Pêche : Libreville réclame un partenariat plus équitable avec l’Union européenne

Le centre de pêche de Libreville ( Internet) Credit:© 2026 D.R./Le Radar

Le Gabon a décidé de ne pas renouveler, en l’état, l’accord de partenariat de pêche qui le liait à l’Union européenne. Arrivé à échéance le 28 juin 2026, le protocole encadrant l’accès des navires européens aux eaux gabonaises n’a pas été reconduit, confirmant la volonté des autorités de revoir les conditions d’exploitation des ressources halieutiques nationales.

Cette décision intervient près d’un an après les critiques formulées par le président de la République, qui avait qualifié cet accord de « profondément déséquilibré », estimant que le Gabon ne tirait pas un bénéfice suffisant de l’exploitation de ses ressources marines.

Selon les autorités gabonaises, citées par la presse locale, près de vingt années de coopération avec l’Union européenne ont mis en évidence les limites de ce partenariat.
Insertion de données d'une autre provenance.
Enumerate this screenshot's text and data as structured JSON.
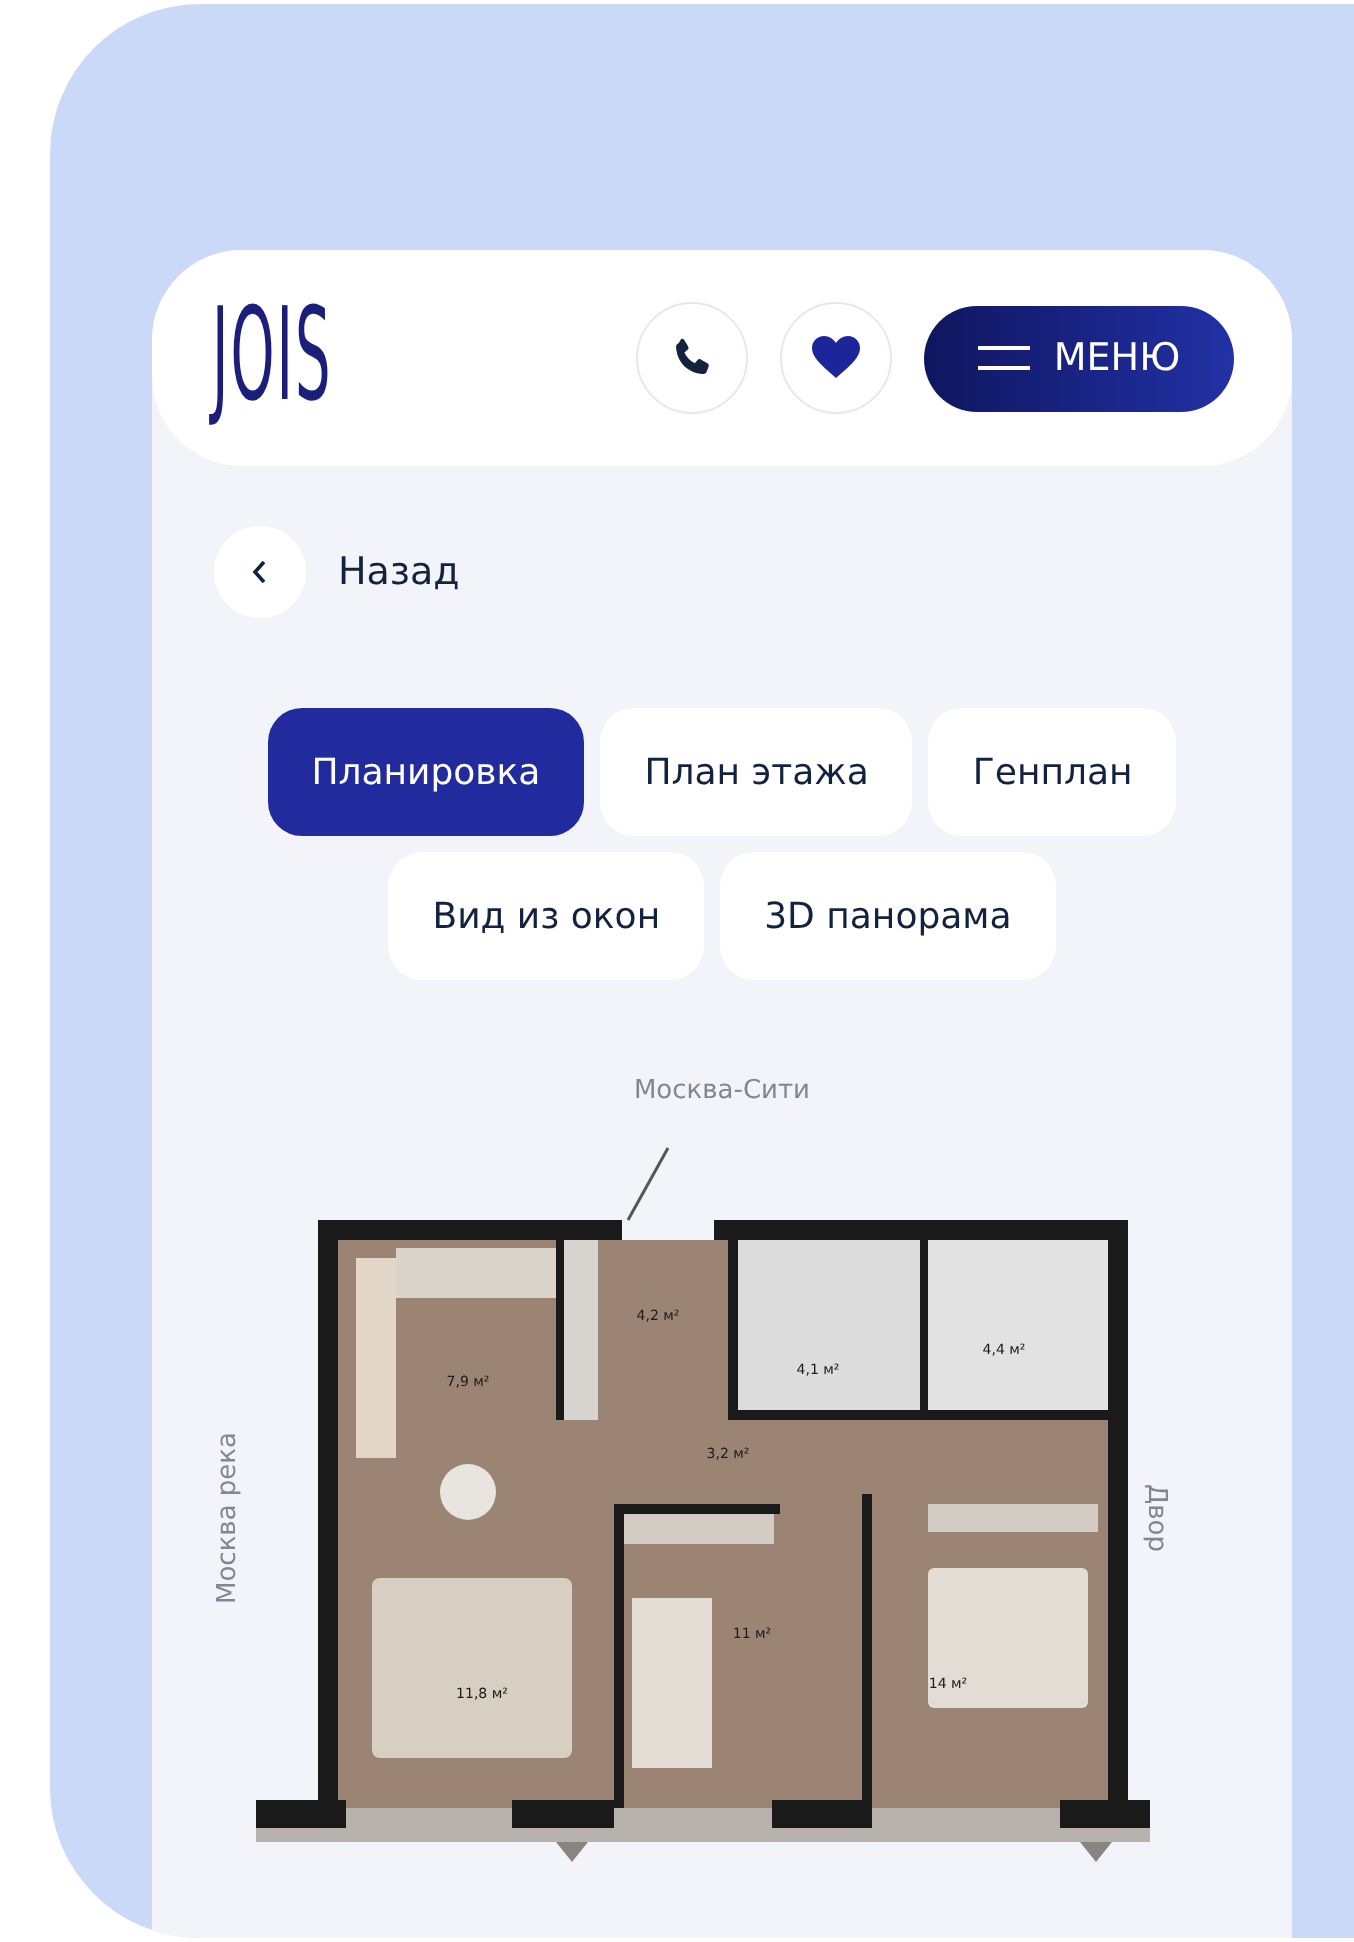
{
  "header": {
    "logo": "JOIS",
    "menu_label": "МЕНЮ"
  },
  "back": {
    "label": "Назад"
  },
  "tabs": [
    {
      "label": "Планировка",
      "selected": true
    },
    {
      "label": "План этажа",
      "selected": false
    },
    {
      "label": "Генплан",
      "selected": false
    },
    {
      "label": "Вид из окон",
      "selected": false
    },
    {
      "label": "3D панорама",
      "selected": false
    }
  ],
  "plan": {
    "top_label": "Москва-Сити",
    "left_label": "Москва река",
    "right_label": "Двор",
    "rooms": [
      {
        "area": "7,9 м²"
      },
      {
        "area": "4,2 м²"
      },
      {
        "area": "4,1 м²"
      },
      {
        "area": "4,4 м²"
      },
      {
        "area": "3,2 м²"
      },
      {
        "area": "11,8 м²"
      },
      {
        "area": "11 м²"
      },
      {
        "area": "14 м²"
      }
    ]
  }
}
Si l’accord permettait aux flottes européennes d’accéder à certaines ressources halieutiques du pays, les retombées économiques pour le Gabon sont restées modestes au regard du potentiel du secteur.

Les évaluations successives ont notamment montré qu’une grande partie des captures effectuées dans les eaux gabonaises était destinée aux marchés internationaux, sans transformation locale significative. Une situation qui a limité le développement d’une industrie nationale de la pêche, la création d’emplois et la production de valeur ajoutée sur le territoire.

Face à cette décision, l’Union européenne affiche sa volonté de maintenir un partenariat avec Libreville. Dans une publication diffusée sur sa page Facebook quelques jours avant l’expiration du protocole, Bruxelles indique que « l’UE et le Gabon ont assuré une fin ordonnée » de l’accord et poursuivi leurs efforts pour orienter l’appui sectoriel européen vers des projets structurants.

L’Union européenne affirme également être disposée à répondre « de manière constructive et transparente » aux préoccupations exprimées par les autorités gabonaises. Elle se dit prête à ouvrir des négociations en vue d’un nouvel Accord de partenariat de pêche durable de nouvelle génération, accompagné d’un nouveau protocole d’application.

« Notre approche est tournée vers l’avenir : préserver ce qui fonctionne, traiter les obstacles de manière pragmatique et construire un cadre rénové, équilibré et efficace. L’Union européenne se tient prête à négocier un nouvel accord mutuellement bénéfique » , souligne Bruxelles.

En refusant de reconduire automatiquement cet accord, Libreville envoie un signal clair : le Gabon entend désormais défendre une exploitation plus avantageuse de ses ressources halieutiques et inscrire leur gestion dans une logique de souveraineté économique et de création de valeur sur le territoire national.